Please actually read my post, all those ARE Mandarin2 dialects.  This is not stuff about any Yue/Wu/Xiang/etc. dialect. How do you determine how a speaker of a Mandarin2 dialect like Chéngdū pronounced Mandarin1, if not looking at likely influences from their native dialect?


----------



## 南島君

Neqitan said:


> Please actually read my post, all those ARE Mandarin dialects.  This is not stuff about any Yue/Wu/Xiang/etc. dialect.



Please do actual read my post, too. This thread is *not about dialect*, but how Chinese(s) from different areas pronounce the retroflex consonants in Chinese common language, the Mandarin1/普通話.

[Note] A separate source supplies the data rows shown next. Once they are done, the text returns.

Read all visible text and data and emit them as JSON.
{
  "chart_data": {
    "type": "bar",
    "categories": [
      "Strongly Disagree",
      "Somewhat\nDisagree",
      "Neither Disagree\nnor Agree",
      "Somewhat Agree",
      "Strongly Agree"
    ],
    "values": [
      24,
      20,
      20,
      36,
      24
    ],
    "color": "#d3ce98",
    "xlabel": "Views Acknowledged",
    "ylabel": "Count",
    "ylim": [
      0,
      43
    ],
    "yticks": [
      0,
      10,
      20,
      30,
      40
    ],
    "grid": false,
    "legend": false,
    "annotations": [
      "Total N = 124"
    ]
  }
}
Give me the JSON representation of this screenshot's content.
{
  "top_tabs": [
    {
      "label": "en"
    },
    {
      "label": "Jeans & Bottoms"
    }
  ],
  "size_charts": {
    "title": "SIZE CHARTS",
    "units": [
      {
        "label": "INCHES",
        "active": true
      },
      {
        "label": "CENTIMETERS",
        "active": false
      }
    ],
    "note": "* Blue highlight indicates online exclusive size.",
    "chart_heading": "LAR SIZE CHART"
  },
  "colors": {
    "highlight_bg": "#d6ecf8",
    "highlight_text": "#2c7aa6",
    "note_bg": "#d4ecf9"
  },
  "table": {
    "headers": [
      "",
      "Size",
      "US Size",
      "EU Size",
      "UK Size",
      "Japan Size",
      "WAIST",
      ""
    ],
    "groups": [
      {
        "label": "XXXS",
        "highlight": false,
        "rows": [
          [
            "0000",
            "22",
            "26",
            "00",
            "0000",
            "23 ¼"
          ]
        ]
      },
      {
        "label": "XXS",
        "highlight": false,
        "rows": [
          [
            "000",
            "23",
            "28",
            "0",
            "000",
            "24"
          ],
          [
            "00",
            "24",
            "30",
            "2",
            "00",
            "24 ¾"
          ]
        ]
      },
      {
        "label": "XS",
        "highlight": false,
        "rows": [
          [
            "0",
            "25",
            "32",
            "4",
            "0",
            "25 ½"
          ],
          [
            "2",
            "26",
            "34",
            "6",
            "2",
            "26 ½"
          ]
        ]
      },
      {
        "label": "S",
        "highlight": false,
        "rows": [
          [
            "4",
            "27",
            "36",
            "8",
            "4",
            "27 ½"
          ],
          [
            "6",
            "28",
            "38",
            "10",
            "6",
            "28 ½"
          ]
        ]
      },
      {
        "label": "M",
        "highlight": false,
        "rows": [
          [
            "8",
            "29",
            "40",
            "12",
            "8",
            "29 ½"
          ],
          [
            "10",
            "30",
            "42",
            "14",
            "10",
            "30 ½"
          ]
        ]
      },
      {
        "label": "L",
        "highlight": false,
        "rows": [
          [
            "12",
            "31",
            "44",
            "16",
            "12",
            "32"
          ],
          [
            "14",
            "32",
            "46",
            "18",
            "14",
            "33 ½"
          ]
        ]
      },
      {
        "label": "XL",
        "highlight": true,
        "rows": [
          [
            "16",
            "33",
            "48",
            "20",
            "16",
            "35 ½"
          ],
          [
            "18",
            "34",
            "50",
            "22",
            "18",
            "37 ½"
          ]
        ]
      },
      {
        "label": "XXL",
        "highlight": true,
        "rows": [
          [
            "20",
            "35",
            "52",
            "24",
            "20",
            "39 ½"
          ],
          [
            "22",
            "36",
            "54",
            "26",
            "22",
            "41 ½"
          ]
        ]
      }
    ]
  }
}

As you had pointed out in your posts, some Mandarin2 Dialects do not have retroflex consonants. In that case, it is to my great interest to ask you: how do these speakers of Mandarin dialects de-retroflex ["retroflexs" in their dialects - which in fact do not exist] if there aren't any retroflexs in their dialects?


----------



## Serafín33

南島君 said:


> Please do actual read my post, too. This thread is *not about dialect*, but how Chinese(s) from different areas pronounce the retroflex consonants in Chinese common language, the Mandarin1/普通話.


What's the difference between "dialect" and "how Chinese from different areas [speak]"?

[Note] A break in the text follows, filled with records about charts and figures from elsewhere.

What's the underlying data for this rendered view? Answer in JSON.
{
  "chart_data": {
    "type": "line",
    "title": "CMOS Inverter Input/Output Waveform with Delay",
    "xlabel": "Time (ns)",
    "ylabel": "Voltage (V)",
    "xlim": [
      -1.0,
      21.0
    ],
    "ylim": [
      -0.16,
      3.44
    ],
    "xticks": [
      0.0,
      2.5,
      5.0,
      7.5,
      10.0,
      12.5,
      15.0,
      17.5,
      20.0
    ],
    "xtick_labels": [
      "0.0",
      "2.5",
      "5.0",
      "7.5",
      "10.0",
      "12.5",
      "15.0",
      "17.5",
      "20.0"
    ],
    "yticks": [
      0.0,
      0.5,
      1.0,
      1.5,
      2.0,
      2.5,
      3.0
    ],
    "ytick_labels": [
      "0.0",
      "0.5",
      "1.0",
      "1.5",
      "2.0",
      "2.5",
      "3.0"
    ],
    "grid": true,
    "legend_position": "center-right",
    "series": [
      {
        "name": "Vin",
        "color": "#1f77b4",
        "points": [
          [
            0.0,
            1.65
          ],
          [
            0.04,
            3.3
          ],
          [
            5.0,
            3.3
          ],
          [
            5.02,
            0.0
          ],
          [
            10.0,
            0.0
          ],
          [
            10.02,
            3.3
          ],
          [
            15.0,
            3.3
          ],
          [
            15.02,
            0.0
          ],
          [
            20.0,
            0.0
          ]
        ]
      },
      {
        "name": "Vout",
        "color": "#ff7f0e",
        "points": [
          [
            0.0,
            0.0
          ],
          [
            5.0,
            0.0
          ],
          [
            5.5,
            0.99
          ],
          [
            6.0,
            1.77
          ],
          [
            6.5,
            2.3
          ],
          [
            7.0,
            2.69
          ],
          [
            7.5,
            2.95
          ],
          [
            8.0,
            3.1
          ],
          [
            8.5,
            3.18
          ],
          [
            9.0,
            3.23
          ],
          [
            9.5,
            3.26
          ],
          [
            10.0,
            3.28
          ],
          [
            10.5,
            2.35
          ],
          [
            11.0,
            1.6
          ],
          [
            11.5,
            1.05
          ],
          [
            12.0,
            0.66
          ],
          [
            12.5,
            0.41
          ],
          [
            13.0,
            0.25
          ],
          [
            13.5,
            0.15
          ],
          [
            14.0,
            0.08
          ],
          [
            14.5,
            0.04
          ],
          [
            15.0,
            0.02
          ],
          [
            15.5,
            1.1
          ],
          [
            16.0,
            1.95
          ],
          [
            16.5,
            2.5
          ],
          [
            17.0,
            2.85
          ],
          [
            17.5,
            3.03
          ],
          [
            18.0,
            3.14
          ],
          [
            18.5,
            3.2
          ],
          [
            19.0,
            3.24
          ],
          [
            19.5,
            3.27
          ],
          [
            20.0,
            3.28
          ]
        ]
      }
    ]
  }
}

> As you had pointed out in your posts, some Mandarin2 Dialects do not have retroflex consonants. In that case, it is to my great interest to ask you: how do these speaker of Mandarin dialects de-retroflex ["retroflexs" in their dialects - which does not exist] if there aren't any retroflexs in their dialects?


Well, this would suppose a notion that these dialects de-retroflex zh, ch, sh, r from the point of view of dialects with them in the first place, which I don't agree with either. IMO it just happens that these modern dialects evolved with no retroflex consonants... and that's that.


----------



## 南島君

Neqitan said:


> What's the difference between "dialect" and "how Chinese from different areas [speak]"?



Please do read my words in the way i wrote them. What i wrote is (i have to add annotation for seems like we do not have common ground on these lines): This thread is not about dialect(s) [Mandarin dialects, in this discussion], but how Chinese(s) from different areas pronounce the retroflex consonants in Chinese common language, the Mandarin1/普通話.
Which means this is a not about how Chinese(s) speak their dialects[官話方言] but how they speak their common language[普通話]. All the information you'd provided -The wiki-directing link, the youku video, the field study data extracted from _Introduction to Chinese dialectology _[Ok i didn't go through this book but i read its introduction], are all about dialect.




Neqitan said:


> Well, this would suppose a notion that these dialects de-retroflex zh,  ch, sh, r from the point of view of dialects with them in the first  place, which I don't agree with either. IMO it just happens that these  modern dialects evolved with no retroflex consonants... and that's  that.


It is because these dialects are never considered a subject to discuss, it is wrong to put them under the examination of de-retroflex process in the first place.


----------



## Serafín33

Oh, now I get your point. It just happens that's what I thought Ghabi was asking about, if you read the thread that Ghabi linked to in the first post, it comes from a discussion with a speaker from Beijing, so it could go one or the other way (Mandarin2 dialects or Mandarin1 pronunciations).


----------



## bamboobanga

我是天津人，天津话里面有时候，比如说 揉揉 (rou2 rou)，有些人会说成 (you2 you)


----------



## Ghabi

@Netiqan: I was thinking of Mandarin, not really the other Chinese spoken varieties, but thank you so much all the same for doing the lovely research and introducing me to that book of Chinese dialectology. Looking forward to having some interesting discussions about the Chinese languages with you in the future!

@南島君: Thanks so much for clarifying the intent of my question, which is certainly not phrased in the best possible way! Yes (you've read my mind!), I was wondering about the sociolinguistic factors and phonological contexts that may result in de-retroflexation, if any, in Mandarin.


----------